The sleeping environment

Your body responds to environmental stimuli, whether or not your know it. Because a huge percentage of women live in what amounts to an urban setting at night, with street lights and cars driving past all night, those of us whose bodies perceive such light respond as though it were daylight, even if only briefly.

But what does nature do?

Nature assumes you have light in the day and dark in the night. Our pineal gland and several hormones enforce those actions. Our bodies have not evolved beyond this.

So, it is your responsibility to make your bedroom really dark, the way that nature intend it, not only during sleep but intermittently if you awake, still during sleep. Perhaps you have to go to the bathroom, or change the baby, or your partner wakes your sleep. So long as your intention is to go back to sleep, you should not have any white light around you. (Humans may have developed fire, but fire produces mostly a red light, and when it isn’t tended -- in other words when you go to sleep -- it is totally red.)

If your cycle doesn't match with the moon's, keep your bedroom dark until your cycle matches the moon's cycle.

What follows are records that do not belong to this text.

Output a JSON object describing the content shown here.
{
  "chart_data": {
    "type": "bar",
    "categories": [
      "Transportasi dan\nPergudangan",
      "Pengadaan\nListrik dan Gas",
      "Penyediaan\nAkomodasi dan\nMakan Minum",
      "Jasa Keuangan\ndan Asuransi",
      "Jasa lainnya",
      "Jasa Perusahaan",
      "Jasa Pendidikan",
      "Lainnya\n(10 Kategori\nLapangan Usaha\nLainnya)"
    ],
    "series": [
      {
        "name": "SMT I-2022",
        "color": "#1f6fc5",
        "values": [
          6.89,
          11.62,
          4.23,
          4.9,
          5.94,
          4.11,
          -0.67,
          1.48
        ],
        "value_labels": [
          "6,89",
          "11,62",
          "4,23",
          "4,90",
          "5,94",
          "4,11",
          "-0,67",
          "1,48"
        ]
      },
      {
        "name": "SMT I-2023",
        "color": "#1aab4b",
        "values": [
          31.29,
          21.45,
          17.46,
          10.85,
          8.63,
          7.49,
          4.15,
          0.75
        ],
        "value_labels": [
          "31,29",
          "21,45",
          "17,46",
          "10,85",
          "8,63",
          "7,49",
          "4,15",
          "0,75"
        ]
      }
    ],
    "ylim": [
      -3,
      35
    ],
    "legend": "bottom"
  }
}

You will find you are likely to get into a match with the moon much more quickly that way. Then use the nightlight as above.

How will you do this?

First, you must find drapes or covers for your windows. They must be thick enough so that no light comes in, no matter the source. To test them at night, close the door, turn off the lights in the room and hold up your hand to the covered windows. Can you see your hand from the street light or passing cars? If so, the drape or cover isn’t thick enough.

Secondly, you must make arrangements so as to protect yourself from any lights that turn on or off during the night, such as any light that might shine through when someone opens the bedroom door. Those lights must have a red bulb, which you can buy at your hardware store. As with a normal fire, red lights will not trigger ovulation prematurely.

Third, you may need one red light in the bathroom, too, if it is anyone’s habit to turn a light on there at night.

Your bedroom now duplicates nature’s way. The only other manipulation of light is in mid-month. Put a small white nightlight, 15 to 25 watts, on the other side of the room. On the 14th or 15th day of the month, counting from the first day of your menstrual period, turn on that light before you go to sleep. Use it for three nights, and then don’t use it again until your next month.

Once you have made these preparations, the rest is easy!